E poi, uno fra questi quattro o cinque stagisti, il più bravo e meritevole, avrebbe forse avuto l’occasione di entrare come commesso a tutti gli effetti - a tempo determinato, s’intende.
"Lo trovo assurdo", ho detto. "Non servono sei mesi di stage per formare un libraio. Inoltre io ho già fatto il libraio."
"E crede di sapere tutto al riguardo?"
"No, certo che no, ma ero in gamba. E ripeto, non mi pare siano necessari sei mesi per farmi imparare tutto al riguardo. Lei crede siano necessari?"
"Qui teniamo molto alla qualità. Ed evidentemente si tratta di un sacrificio da fare anche per passione. Vendere libri è anche un discorso di passione."

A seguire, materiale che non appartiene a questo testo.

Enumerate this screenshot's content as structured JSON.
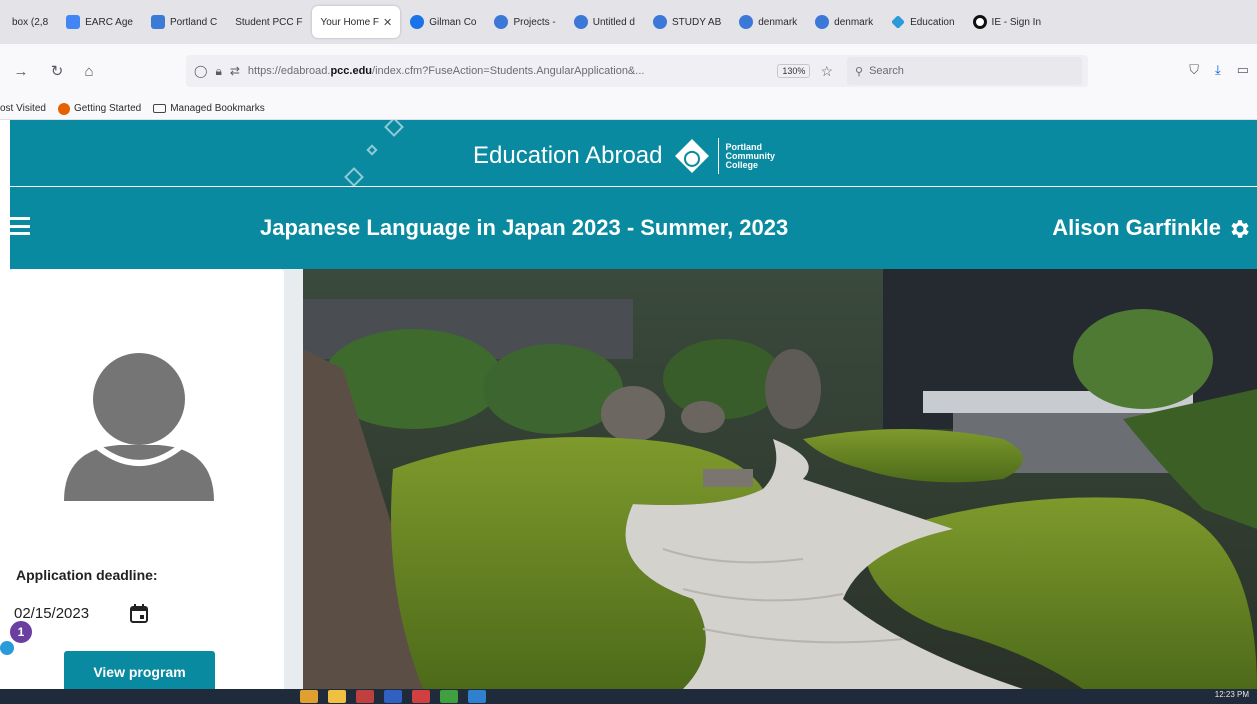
{
  "browser": {
    "tabs": [
      {
        "label": "box (2,8",
        "color": "#c5221f",
        "active": false
      },
      {
        "label": "EARC Age",
        "color": "#4285f4",
        "active": false
      },
      {
        "label": "Portland C",
        "color": "#3b7bd8",
        "active": false
      },
      {
        "label": "Student PCC F",
        "color": "#cccccc",
        "active": false
      },
      {
        "label": "Your Home F",
        "color": "#ffffff",
        "active": true
      },
      {
        "label": "Gilman Co",
        "color": "#1a73e8",
        "active": false
      },
      {
        "label": "Projects -",
        "color": "#3c78d8",
        "active": false
      },
      {
        "label": "Untitled d",
        "color": "#3c78d8",
        "active": false
      },
      {
        "label": "STUDY AB",
        "color": "#3c78d8",
        "active": false
      },
      {
        "label": "denmark",
        "color": "#3c78d8",
        "active": false
      },
      {
        "label": "denmark",
        "color": "#3c78d8",
        "active": false
      },
      {
        "label": "Education",
        "color": "#2a9ad8",
        "active": false
      },
      {
        "label": "IE - Sign In",
        "color": "#111111",
        "active": false
      }
    ],
    "url_prefix": "https://edabroad.",
    "url_domain": "pcc.edu",
    "url_rest": "/index.cfm?FuseAction=Students.AngularApplication&...",
    "zoom": "130%",
    "search_placeholder": "Search",
    "bookmarks": [
      {
        "label": "ost Visited",
        "icon": "none"
      },
      {
        "label": "Getting Started",
        "icon": "firefox-icon"
      },
      {
        "label": "Managed Bookmarks",
        "icon": "folder-icon"
      }
    ]
  },
  "site": {
    "title": "Education Abroad",
    "college_line1": "Portland",
    "college_line2": "Community",
    "college_line3": "College",
    "accent_color": "#0a8aa0"
  },
  "program": {
    "title": "Japanese Language in Japan 2023 - Summer, 2023",
    "user_name": "Alison Garfinkle"
  },
  "sidebar": {
    "deadline_label": "Application deadline:",
    "deadline_value": "02/15/2023",
    "view_button": "View program",
    "notification_count": "1"
  },
  "taskbar": {
    "clock": "12:23 PM"
  }
}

"No, guardi, il discorso sulla passione non è cosa. Vendere libri è innanzitutto un mestiere, e i mestieri vanno retribuiti."
"No, mi fraintende. Volevo dire che è un lavoro difficile e bisogna stare attenti nel valutare un libraio, nel formarlo, e così via."
"Non lo metto in dubbio. Ma lei crede che siano necessari sei mesi? Con l’alta probabilità, in seguito, di rimanere con niente in tasca? Senza alcuna prospettiva?"
"No, forse sei mesi no. Ma non posso farci niente. Queste sono le direttive dall’alto. Fosse per me, assumerei tutti."
"Certo. Non si preoccupi. Comunque la cosa non mi interessa."
Una settimana dopo vengo contattato da una signora della casa editrice. Mi spiega che anche lei vorrebbe vedermi per un colloquio. Le dico di nuovo che non mi interessa, che trovo orribile questa politica eccetera. Mi dice che non è per uno stage. Torno alla Hoepli. La signora è gentile; mi spiega che la Hoepli è a conduzione famigliare, molto conservatrice, all’antica eccetera. Mi chiede cosa ho fatto eccetera. Le dico dei miei libri. Lei annuisce interessata. Le dico che da un paio di mesi mi pago da vivere con gli anticipi, ma presto i soldi finiranno. Cerco lavoro eccetera. Le solite cose.
Quando si arriva al dunque, però, salta fuori che invece la proposta della Hoepli è sempre di uno stage in libreria, sei mesi e così via.
"Però posso provare ad alzarle un po’ il rimborso", dice la signora.
"No, guardi", dico. "Non ci siamo capiti. Non è questione di cento euro in più o in meno, è questione che con quei soldi uno non campa, e non può far finta di non campare per sei mesi. Posso ancora accettarlo se si tratta di un neolaureato, se si tratta di uno stage a inserimento, se si tratta di un mestiere da imparare. Ma io mi sono laureato tre anni fa, questo stage non dà alcuna prospettiva, e trovo assurdo far finta che ci vogliano sei mesi per formare un commesso di libreria. Senza contare che io ho già fatto il commesso di libreria."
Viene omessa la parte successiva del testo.